While the presence of the ASSC in elementary schools is a deeply troubling prospect for many Christian parents in America, religious pluralism may nevertheless become increasingly common in after school programs. In order to oppose the presence of the ASSC on public school campuses, they would need to attack the legal precedents that have granted them the same freedom.
Historically, American evangelicals, and particularly Southern Baptists, have been champions of religious freedoms for people of all faiths. For example, the SBC’s Ethics and Religious Liberty Commission came to the defense of a Muslim group after a New Jersey town sought to block them from building a Mosque in the city in 2016, a move that raised eyebrows but was nevertheless consistent with the denomination’s long held stance on religious liberty.

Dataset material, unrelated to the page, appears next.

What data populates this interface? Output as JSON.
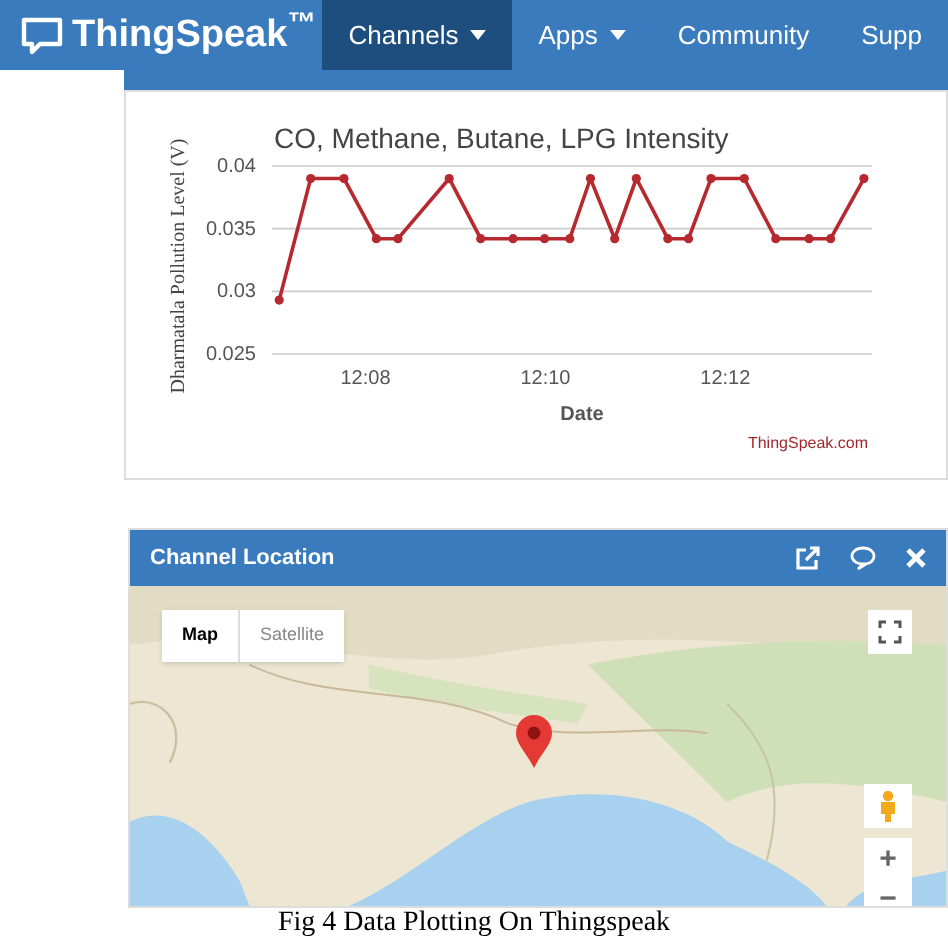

However, as America becomes more religiously pluralistic, many evangelicals are grappling with how committed they actually are to religious liberty as a treasured value. For example, pastor and bible teacher John MacArthur made waves last month when he said, “Religious freedom is what sends people to hell. To say I support religious freedom is to say I support idolatry. It’s to say I support lies, I support hell, I support the kingdom of darkness.”
“No Christian with half a brain would say, ‘We support religious freedom.’ We support the truth,” MacArthur went on to say. While his words drew sharp criticism from some evangelicals, others nevertheless agreed with MacArthur’s sentiments, perhaps signaling a shift in the minds of some evangelicals with regard to the issue.